4/10
Can a footloose heiress really be tamed?
2 May 2019
Warning: Spoilers
This is an enjoyable but flat screwball comedy that unfortunately doesn't resolve certain plot elements in it's our long-running time. Wealthy Hugh O'Connell is trying to keep his footloose heiress daughter Ann Sheridan from running off and eloping with her latest loser conquest and sicks alleged handsome hobo Craig Stevens on her to stop that from happening. Sheridan is another variation of Kate from "Taming of the Shrew", certainly not a man hater, but filled with a fiery temper that gets more furious when she cannot get her way. Sheridan goes along with her father's scheme just to teach him a lesson, inviting Stevens up to her room, but after an argument, she's throwing pretty much everything on her vanity at him in a rage. How does Stevens react to this? He simply picks her up and drops her violently onto her daybed, and she's so incensed by his not falling under her spell that she breaks out into a crying fit that she has never done in her entire life.

Papa O'Connell is impressed by Stephens and hires him to write advertising copy which Sheridan dismisses as horrible. His claim that he's actually the son of a Boston millionaire is falsely disproved when Sheridan makes a call, and this leads him to be fired. But Sheridan, quickly realizing her mistake, gets O'Connell to go on a chase to bring him back and pretty much leads them both into more comic mayhem that may just indeed tame her. we get to see what life for a well-dressed, handsome hobo is like, as he rides literally on the wheels of a train while O'Connell and Sheridan try to get him to meet them at the next station.

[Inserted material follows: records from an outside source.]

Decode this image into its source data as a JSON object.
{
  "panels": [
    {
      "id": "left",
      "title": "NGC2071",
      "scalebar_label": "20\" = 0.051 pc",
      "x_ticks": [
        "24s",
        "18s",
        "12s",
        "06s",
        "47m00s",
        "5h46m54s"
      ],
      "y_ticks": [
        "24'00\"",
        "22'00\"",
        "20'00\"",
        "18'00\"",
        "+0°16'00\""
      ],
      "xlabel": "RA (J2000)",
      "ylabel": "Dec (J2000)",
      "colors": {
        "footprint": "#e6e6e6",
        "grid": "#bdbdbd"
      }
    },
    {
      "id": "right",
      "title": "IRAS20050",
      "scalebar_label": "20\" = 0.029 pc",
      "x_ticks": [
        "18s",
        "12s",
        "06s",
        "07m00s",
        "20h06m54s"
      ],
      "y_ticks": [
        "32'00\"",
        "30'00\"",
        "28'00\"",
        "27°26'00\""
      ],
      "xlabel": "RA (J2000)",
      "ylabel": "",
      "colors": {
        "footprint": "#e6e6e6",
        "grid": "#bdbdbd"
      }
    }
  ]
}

Of course, this is inconsequential and frivolous, but there are certainly many moments where you will be laughing at everything going on. Stevens and Sheridan are young, attractive and filled with personality (although Sheridan does manage to make her spoiled heiress reined in when she begins to get out of control), but for some reason I could not buy Hugh O'Connell as a wealthy entrepreneur. He seems like he would be more a bank clerk than the head of a big corporation. It is obvious that this film was rushed out on one of the Warner Brothers big mansion sets, probably taking a week or two to film then edit and get a quick release rather than the months of their big budget films. I can't praise it, but I can't condemn it either.